Onde entra o Banco Master?

A preocupação com os depósitos da Bahia só pode ser compreendida dentro da crise envolvendo o Master.

O BRB comprou carteiras de crédito do banco e posteriormente teve de reconhecer perdas significativas relacionadas a essas operações. A situação aumentou a necessidade de capitalização e colocou o banco público do Distrito Federal sob forte pressão financeira.

O processo de recuperação envolve medidas destinadas a recompor os indicadores exigidos pelo Banco Central. Para o GDF, preservar o fluxo dos depósitos judiciais ajuda a evitar uma deterioração adicional enquanto essa reorganização ocorre.

A decisão de Fux, portanto, não resolve os prejuízos decorrentes das operações com o Master. Ela impede, temporariamente, que outra fonte importante de recursos deixe o BRB durante esse período.

O dinheiro dos processos corre risco?

A própria discussão judicial revela preocupação com essa questão. Fux considerou possíveis consequências de um agravamento da situação do banco não apenas para o Distrito Federal, mas também para clientes e tribunais que mantêm recursos na instituição.

Há ainda uma diferença importante em relação aos depósitos bancários comuns. Depósitos judiciais não contam simplesmente com a mesma proteção do Fundo Garantidor de Créditos aplicada a determinados investimentos e depósitos de clientes, dentro dos limites previstos pelo fundo.

Por isso, a saúde financeira da instituição responsável por administrar esses valores possui importância direta para os tribunais.

O que acontece agora?

Por enquanto, nada muda para os depósitos judiciais da Bahia. Os novos valores continuam sendo direcionados ao BRB durante o prazo estabelecido por Fux.

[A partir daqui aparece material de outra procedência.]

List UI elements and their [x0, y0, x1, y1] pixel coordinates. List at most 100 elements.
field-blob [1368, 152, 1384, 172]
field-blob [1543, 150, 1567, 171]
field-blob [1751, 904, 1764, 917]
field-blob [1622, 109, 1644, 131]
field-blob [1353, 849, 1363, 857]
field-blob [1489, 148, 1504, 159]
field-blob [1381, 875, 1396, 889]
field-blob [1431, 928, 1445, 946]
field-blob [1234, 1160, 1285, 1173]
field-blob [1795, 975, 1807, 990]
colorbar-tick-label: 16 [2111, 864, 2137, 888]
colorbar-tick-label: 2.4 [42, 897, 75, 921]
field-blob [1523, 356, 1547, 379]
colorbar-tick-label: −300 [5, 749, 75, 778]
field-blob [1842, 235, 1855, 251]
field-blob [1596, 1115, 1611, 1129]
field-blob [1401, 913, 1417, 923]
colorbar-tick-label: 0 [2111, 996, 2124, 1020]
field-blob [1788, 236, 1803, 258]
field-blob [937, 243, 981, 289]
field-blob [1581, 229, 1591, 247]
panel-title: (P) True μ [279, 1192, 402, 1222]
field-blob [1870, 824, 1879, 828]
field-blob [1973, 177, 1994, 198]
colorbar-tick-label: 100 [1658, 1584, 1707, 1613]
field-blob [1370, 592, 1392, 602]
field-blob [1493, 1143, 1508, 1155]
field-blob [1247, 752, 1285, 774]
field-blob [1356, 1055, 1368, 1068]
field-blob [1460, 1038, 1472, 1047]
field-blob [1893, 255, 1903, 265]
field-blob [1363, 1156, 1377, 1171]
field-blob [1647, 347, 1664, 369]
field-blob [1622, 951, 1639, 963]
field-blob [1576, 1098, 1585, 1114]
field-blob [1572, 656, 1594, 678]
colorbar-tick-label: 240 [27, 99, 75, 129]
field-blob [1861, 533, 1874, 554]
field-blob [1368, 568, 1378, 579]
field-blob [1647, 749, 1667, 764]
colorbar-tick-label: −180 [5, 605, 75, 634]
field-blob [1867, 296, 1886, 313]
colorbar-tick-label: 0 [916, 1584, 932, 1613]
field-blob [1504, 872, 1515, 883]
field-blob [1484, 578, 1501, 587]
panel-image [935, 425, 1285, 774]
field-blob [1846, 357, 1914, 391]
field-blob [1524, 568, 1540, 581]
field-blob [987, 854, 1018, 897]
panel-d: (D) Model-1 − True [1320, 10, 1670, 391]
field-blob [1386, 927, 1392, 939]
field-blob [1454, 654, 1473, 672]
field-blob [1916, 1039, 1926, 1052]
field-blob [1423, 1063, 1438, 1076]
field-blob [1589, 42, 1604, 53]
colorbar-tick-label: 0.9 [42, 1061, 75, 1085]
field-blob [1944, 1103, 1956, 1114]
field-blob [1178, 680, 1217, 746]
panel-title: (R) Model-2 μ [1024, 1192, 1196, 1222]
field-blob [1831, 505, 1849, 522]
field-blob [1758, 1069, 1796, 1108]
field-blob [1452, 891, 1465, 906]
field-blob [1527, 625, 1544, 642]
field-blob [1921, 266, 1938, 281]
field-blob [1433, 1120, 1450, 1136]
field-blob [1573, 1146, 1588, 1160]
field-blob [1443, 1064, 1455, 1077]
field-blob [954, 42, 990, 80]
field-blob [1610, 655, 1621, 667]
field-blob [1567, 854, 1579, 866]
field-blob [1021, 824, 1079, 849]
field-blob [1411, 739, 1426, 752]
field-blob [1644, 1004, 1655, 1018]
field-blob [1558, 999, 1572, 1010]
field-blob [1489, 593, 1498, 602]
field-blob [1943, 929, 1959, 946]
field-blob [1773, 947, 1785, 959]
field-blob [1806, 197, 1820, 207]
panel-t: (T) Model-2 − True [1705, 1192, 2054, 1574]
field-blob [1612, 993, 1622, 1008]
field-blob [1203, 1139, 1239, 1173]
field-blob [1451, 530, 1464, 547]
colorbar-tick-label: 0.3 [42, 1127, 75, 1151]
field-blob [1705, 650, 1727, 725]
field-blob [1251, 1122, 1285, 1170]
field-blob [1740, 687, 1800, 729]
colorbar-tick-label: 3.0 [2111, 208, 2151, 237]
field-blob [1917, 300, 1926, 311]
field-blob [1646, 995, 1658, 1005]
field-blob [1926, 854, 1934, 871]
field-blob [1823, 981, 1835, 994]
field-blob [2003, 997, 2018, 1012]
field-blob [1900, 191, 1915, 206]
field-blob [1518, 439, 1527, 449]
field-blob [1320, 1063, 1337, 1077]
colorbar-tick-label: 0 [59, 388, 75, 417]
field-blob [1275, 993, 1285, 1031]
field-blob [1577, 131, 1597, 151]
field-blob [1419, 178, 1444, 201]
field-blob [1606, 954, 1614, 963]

A Segunda Turma do STF deverá analisar a decisão. O colegiado poderá manter, modificar ou derrubar a medida cautelar.

A questão central pode ser resumida assim: o Tribunal de Justiça da Bahia pretendia mudar de banco, mas o Governo do Distrito Federal argumentou que a perda de aproximadamente R$ 394 milhões mensais em novos depósitos poderia piorar a crise do BRB. Fux considerou o risco suficientemente relevante para impedir a transferência por 90 dias, chegando a mencionar uma eventual liquidação entre as consequências que precisam ser evitadas enquanto a situação é analisada.